The FOMC raised the federal funds rate by 25bp, a well-flagged move that was priced in by the market and more important than rate hike, were the changes in the FOMC’s Summary of Economic Projections (SEP) notes analysts at HSBC.

Key Quotes

“The SEP showed that several Fed officials lifted their estimate for the appropriate level of the federal funds rate at the end of both 2017 and 2018. The median projections for both 2017 and 2018 were unchanged, but the average level of the projections moved higher. This suggests that there is now more solid support on the Committee for three rate hikes this year. Given the change in sentiment among FOMC members, we are changing our forecast. We now expect two more 25bp rate hikes in 2017, one in June and another in September, versus a previous call of one more hike in September.”

“After the September rate hike, we expect that the policymakers will pause to assess the effects of the tighter monetary policy on the economy.

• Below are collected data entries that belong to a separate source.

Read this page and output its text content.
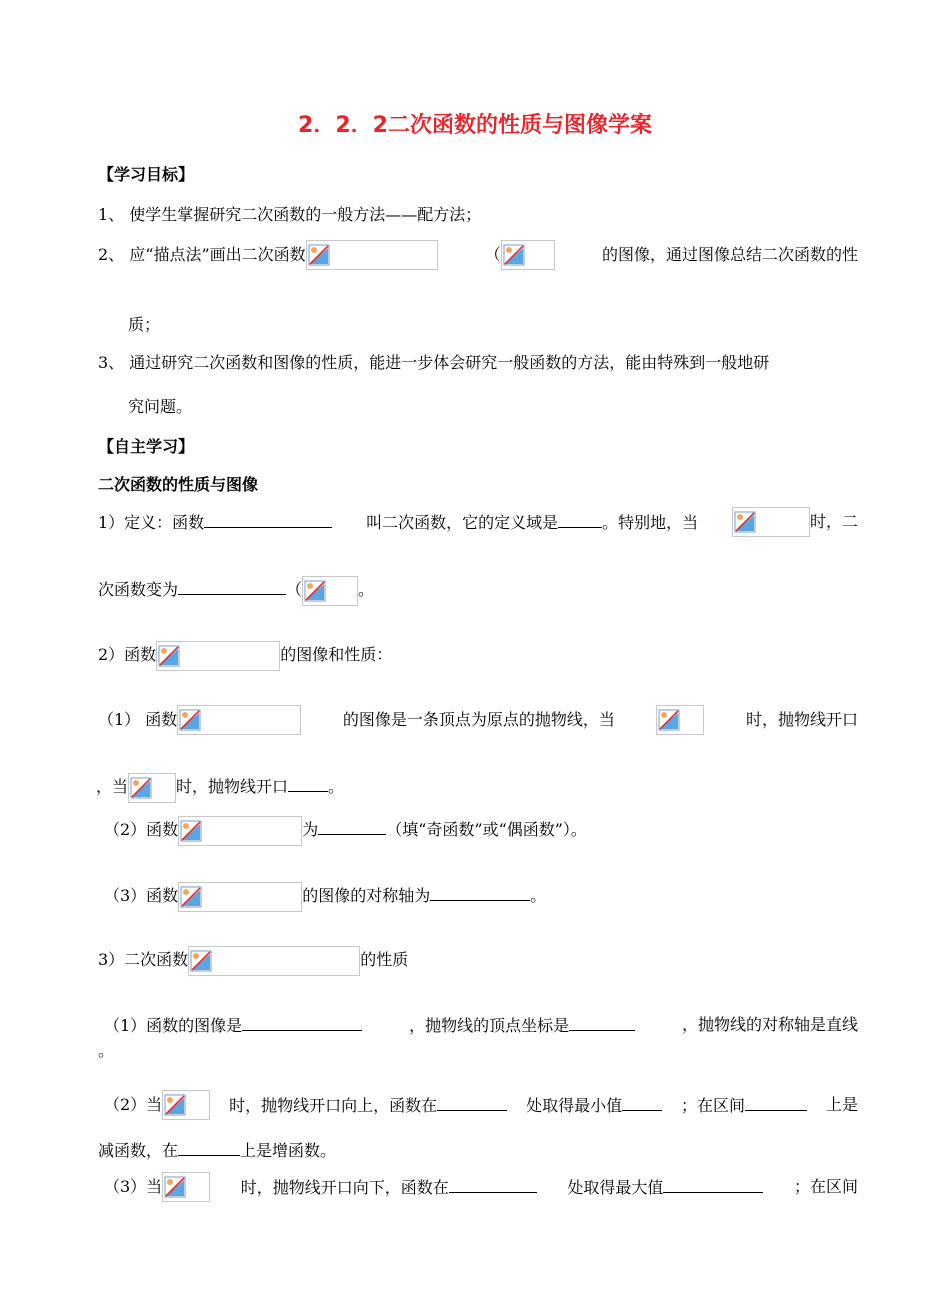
2．2．2二次函数的性质与图像学案
【学习目标】
1、 使学生掌握研究二次函数的一般方法——配方法；
2、 应“描点法”画出二次函数	（	的图像，通过图像总结二次函数的性
质；
3、 通过研究二次函数和图像的性质，能进一步体会研究一般函数的方法，能由特殊到一般地研
究问题。
【自主学习】
二次函数的性质与图像
1）定义：函数	叫二次函数，它的定义域是	。特别地，当	时，二
次函数变为	（	。
2）函数	的图像和性质：
（1） 函数	的图像是一条顶点为原点的抛物线，当	时，抛物线开口
，当	时，抛物线开口	。
（2）函数	为	（填“奇函数”或“偶函数”）。
（3）函数	的图像的对称轴为	。
3）二次函数	的性质
（1）函数的图像是	，抛物线的顶点坐标是	，抛物线的对称轴是直线
。
（2）当	时，抛物线开口向上，函数在	处取得最小值	；在区间	上是
减函数，在	上是增函数。
（3）当	时，抛物线开口向下，函数在	处取得最大值	；在区间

We continue to expect another rate hike in March 2018. After that, we would expect the FOMC to start reducing the size of its balance sheet by allowing some of its securities holdings to run off as they mature.”

US rates strategy: We maintain our view that the near-term range for 10-year US Treasury note yields should be in the 2.2-2.5% area.”

FX strategy: The knee-jerk move in the FX markets is already proving notable, with G10 and gold rising against the USD. It will be particularly interesting to see if EM FX can sustain its advance.”

US credit strategy: With the Fed committed to a deliberate pace of rate hikes, we expect recent expressions of risk aversion to subside and total returns to steadily recover the losses seen since 1 March 2017.”

Emerging markets: We believe EM can handle a moderate Fed tightening pace as long as China and other large EMs stay on a stabilization/acceleration path, and risks related to potential DM policy and a focus on curbing trade remain contained.”

Equity strategy: This will likely be a more gradual Fed cycle than those seen historically, but it is starting with a more extended earnings cycle, and with valuation multiples at their highest level outside of the tech bubble.”